City Council Member Amanda Farías, who also completed the 5K alongside her boyfriend, who is a runner, said she participated because, “Anything around conservation of certain species that are endangered. It’s like our duty”.
Farías also called on city and state leaders to put resources behind that mission. “Funding is where it’s at,” she said. “We need to be able to put our money and our wallets in the right places.”

For YouTuber Casey Neistat, who chaperoned his seven-year-old to the walk with his classmates, the Bronx Zoo holds personal memories: “The Bronx Zoo was one of the first places I visited when I was a little kid on a school trip,” he said. “I didn’t grow up in the city, so my earliest childhood memories of coming to New York were to come to the Bronx Zoo. So it’s fun to bring my little ones here.”
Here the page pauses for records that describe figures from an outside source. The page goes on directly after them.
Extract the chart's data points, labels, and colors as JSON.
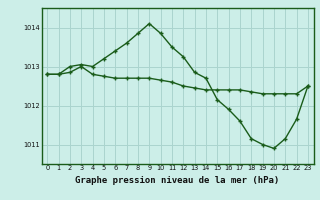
{
  "title": "Graphe pression niveau de la mer (hPa)",
  "background_color": "#cceee8",
  "grid_color": "#aad4ce",
  "line_color": "#1a5c1a",
  "border_color": "#1a5c1a",
  "xlim": [
    -0.5,
    23.5
  ],
  "ylim": [
    1010.5,
    1014.5
  ],
  "yticks": [
    1011,
    1012,
    1013,
    1014
  ],
  "xticks": [
    0,
    1,
    2,
    3,
    4,
    5,
    6,
    7,
    8,
    9,
    10,
    11,
    12,
    13,
    14,
    15,
    16,
    17,
    18,
    19,
    20,
    21,
    22,
    23
  ],
  "series1_x": [
    0,
    1,
    2,
    3,
    4,
    5,
    6,
    7,
    8,
    9,
    10,
    11,
    12,
    13,
    14,
    15,
    16,
    17,
    18,
    19,
    20,
    21,
    22,
    23
  ],
  "series1_y": [
    1012.8,
    1012.8,
    1012.85,
    1013.0,
    1012.8,
    1012.75,
    1012.7,
    1012.7,
    1012.7,
    1012.7,
    1012.65,
    1012.6,
    1012.5,
    1012.45,
    1012.4,
    1012.4,
    1012.4,
    1012.4,
    1012.35,
    1012.3,
    1012.3,
    1012.3,
    1012.3,
    1012.5
  ],
  "series2_x": [
    0,
    1,
    2,
    3,
    4,
    5,
    6,
    7,
    8,
    9,
    10,
    11,
    12,
    13,
    14,
    15,
    16,
    17,
    18,
    19,
    20,
    21,
    22,
    23
  ],
  "series2_y": [
    1012.8,
    1012.8,
    1013.0,
    1013.05,
    1013.0,
    1013.2,
    1013.4,
    1013.6,
    1013.85,
    1014.1,
    1013.85,
    1013.5,
    1013.25,
    1012.85,
    1012.7,
    1012.15,
    1011.9,
    1011.6,
    1011.15,
    1011.0,
    1010.9,
    1011.15,
    1011.65,
    1012.5
  ],
  "marker": "+",
  "markersize": 3.5,
  "linewidth": 1.0,
  "tick_fontsize": 4.8,
  "label_fontsize": 6.5,
  "label_fontweight": "bold"
}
And for seven-year-old Theodore Stromstedt, who completed the walk with his father Christopher, the lesson of the day was already sinking in. Asked what he knew about red pandas, he didn’t hesitate: “They climb a lot. They move their ankles a lot when they climb down trees.” Asked if that made him want to protect them, his answer was simple: “Because they’re so cute.”
For those inspired to get involved with wildlife conservation, Pipero’s advice was straightforward: reduce waste, support clean water, use public transit, and raise your voice with political leaders to protect wild spaces. “All those little steps that each individual takes,” he said, “they add up to really big change over time.”